The review by Salam et al. systematically analyzes the state of the complex problem of the use of warfarin in patients with AF and severe kidney disease Citation[12]. It also faces the problem of use in these subjects of the new oral anticoagulants, thrombin or factor Xa inhibitors. Even in this case, patients with severe CRF and with ESRD were excluded from the trials – that have established the efficacy and safety of new molecules – because for many of these new drugs, the elimination occurs primarily through the kidney. Despite this, we can draw some important considerations to focus on. First, there are available data on dabigatran and rivaroxaban use in subjects with a glomerular filtration rate between 50 and 30 mL/min that show that even in this patient population aspects of drug efficacy and safety are maintained Citation[13,14] Second, pilot studies have been performed on a small number of patients with ESRD to assess the safety of administration of dabigatran Citation[15]. Third, only about 20% of the new molecule, apixaban, is removed via the kidneys and the remainder in the feces. This might facilitate the design of a trial to evaluate efficacy and safety in patients with severe CRF or ESRD in which there is an indication for OAT.

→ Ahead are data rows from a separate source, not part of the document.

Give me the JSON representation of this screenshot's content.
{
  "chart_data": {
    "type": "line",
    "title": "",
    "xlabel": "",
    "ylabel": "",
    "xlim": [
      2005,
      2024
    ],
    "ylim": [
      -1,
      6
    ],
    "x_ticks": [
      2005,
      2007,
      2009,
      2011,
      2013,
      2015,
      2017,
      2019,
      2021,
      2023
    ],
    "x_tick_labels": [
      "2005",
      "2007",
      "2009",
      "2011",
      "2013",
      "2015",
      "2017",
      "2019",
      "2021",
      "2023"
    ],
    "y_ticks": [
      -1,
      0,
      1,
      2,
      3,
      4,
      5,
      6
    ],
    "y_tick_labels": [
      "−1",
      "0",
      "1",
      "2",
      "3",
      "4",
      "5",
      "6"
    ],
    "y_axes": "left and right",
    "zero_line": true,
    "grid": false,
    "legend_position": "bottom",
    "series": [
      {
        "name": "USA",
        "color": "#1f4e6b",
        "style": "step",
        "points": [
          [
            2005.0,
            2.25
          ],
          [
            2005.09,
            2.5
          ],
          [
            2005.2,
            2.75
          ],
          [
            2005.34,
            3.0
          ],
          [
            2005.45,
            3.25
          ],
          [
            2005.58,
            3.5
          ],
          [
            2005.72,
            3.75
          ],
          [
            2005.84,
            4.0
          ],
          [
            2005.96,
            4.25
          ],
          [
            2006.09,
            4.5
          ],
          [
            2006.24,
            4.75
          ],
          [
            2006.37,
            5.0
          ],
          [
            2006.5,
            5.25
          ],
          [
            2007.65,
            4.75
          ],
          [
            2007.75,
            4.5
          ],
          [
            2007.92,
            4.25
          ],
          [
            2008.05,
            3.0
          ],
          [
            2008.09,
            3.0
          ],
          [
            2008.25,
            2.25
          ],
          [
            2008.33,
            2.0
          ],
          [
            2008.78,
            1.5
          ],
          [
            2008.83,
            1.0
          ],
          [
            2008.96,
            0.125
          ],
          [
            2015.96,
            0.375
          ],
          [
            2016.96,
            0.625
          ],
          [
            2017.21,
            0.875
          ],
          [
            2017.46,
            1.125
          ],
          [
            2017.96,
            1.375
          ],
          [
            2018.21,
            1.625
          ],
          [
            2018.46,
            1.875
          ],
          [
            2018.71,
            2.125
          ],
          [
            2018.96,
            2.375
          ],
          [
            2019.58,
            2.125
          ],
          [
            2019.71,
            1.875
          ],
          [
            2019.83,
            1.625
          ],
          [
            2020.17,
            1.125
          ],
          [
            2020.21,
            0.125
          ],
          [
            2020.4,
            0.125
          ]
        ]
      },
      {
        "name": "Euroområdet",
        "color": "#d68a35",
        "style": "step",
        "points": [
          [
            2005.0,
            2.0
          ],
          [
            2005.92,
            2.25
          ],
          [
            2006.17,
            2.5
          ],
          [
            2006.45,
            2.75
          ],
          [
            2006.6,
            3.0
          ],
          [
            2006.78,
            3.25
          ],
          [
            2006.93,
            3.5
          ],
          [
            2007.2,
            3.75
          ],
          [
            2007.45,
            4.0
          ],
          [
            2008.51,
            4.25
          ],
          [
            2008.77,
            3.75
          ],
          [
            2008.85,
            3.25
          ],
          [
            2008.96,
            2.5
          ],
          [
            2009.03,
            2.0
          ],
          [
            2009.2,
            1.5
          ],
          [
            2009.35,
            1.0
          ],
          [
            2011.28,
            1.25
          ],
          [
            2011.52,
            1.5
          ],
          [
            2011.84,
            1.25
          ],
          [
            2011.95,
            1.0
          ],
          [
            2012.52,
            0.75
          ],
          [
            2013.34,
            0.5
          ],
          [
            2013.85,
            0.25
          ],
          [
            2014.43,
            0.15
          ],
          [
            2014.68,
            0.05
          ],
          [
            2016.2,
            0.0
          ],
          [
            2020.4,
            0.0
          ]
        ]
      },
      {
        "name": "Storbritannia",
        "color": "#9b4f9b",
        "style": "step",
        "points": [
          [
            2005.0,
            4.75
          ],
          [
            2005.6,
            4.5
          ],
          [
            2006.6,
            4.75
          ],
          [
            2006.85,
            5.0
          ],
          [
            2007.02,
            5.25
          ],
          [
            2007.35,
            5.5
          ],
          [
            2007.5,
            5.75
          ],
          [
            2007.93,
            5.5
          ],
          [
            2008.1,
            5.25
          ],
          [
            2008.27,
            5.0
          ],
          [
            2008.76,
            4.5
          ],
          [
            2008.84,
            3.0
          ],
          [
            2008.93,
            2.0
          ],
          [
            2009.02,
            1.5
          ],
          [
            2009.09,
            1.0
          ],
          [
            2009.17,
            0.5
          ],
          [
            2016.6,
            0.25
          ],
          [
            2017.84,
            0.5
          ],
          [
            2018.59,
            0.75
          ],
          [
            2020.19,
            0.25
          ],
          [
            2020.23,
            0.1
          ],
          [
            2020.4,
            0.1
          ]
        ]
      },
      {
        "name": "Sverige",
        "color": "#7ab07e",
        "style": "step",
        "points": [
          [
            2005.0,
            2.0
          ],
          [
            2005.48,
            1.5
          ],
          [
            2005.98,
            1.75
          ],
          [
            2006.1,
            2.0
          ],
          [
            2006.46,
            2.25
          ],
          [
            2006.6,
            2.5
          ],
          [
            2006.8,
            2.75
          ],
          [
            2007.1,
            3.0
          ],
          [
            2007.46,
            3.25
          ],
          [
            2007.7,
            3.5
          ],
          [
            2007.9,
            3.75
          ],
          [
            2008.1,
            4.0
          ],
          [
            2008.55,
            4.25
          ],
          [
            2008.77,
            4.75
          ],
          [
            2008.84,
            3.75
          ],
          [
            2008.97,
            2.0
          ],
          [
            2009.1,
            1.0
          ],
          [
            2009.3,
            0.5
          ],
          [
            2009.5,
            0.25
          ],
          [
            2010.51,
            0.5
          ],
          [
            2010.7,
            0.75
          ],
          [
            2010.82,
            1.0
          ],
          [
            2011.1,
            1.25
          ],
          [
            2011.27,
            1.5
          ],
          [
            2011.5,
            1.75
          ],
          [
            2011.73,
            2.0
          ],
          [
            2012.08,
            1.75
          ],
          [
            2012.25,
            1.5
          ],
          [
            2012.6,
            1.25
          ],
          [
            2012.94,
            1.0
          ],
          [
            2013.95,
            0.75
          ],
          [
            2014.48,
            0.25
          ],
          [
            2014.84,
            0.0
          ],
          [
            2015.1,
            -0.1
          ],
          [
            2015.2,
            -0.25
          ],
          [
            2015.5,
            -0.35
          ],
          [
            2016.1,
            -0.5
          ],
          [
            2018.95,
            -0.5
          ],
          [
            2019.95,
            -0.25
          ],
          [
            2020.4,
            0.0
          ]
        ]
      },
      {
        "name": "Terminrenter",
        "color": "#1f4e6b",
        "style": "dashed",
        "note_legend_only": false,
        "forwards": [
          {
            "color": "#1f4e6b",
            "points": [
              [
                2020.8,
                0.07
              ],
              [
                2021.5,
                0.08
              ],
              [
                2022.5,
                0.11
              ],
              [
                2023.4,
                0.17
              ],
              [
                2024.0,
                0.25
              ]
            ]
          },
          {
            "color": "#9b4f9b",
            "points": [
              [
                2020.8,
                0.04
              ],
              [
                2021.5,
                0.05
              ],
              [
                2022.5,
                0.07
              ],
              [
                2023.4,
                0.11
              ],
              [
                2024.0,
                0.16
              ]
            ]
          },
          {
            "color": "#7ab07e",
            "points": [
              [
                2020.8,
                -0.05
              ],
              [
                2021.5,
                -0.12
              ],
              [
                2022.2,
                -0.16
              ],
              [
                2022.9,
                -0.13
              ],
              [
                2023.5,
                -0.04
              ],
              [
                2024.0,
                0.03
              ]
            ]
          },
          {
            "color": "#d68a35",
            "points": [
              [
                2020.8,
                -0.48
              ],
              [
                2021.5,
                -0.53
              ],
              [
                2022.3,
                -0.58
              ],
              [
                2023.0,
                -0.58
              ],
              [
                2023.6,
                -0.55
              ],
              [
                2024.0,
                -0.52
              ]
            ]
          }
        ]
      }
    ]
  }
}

In conclusion, there is still much to be done. In particular, it is necessary to carry out further studies to clarify the risk:benefit ratio of anticoagulation in CRF and HD patients. Many safety aspects should also be elucidated and not only as regards the bleeding risk. A recent and detailed analysis by the randomized evaluation of long-term anticoagulant therapy (RE-LY) has shown that myocardial infarctions were numerically more frequent with dabigatran as compared with warfarin Citation[16]. These data associated with the knowledge of the high prevalence of ischemic heart disease in the ESRD patient population Citation[7] raise some concerns as to the possible use of new anticoagulants in a patient already burdened by a significant cardiovascular system impairment. Hence, the advent of new oral anticoagulants raises an important question: Should patients with severe CRF and ESRD be excluded from this new therapeutic opportunity or can we also think of giving them the possibility of gaining a clinical advantage from these new molecules, if properly dosed?

Declaration of interest

The authors state no conflict of interest and have received no payment in preparation of this manuscript.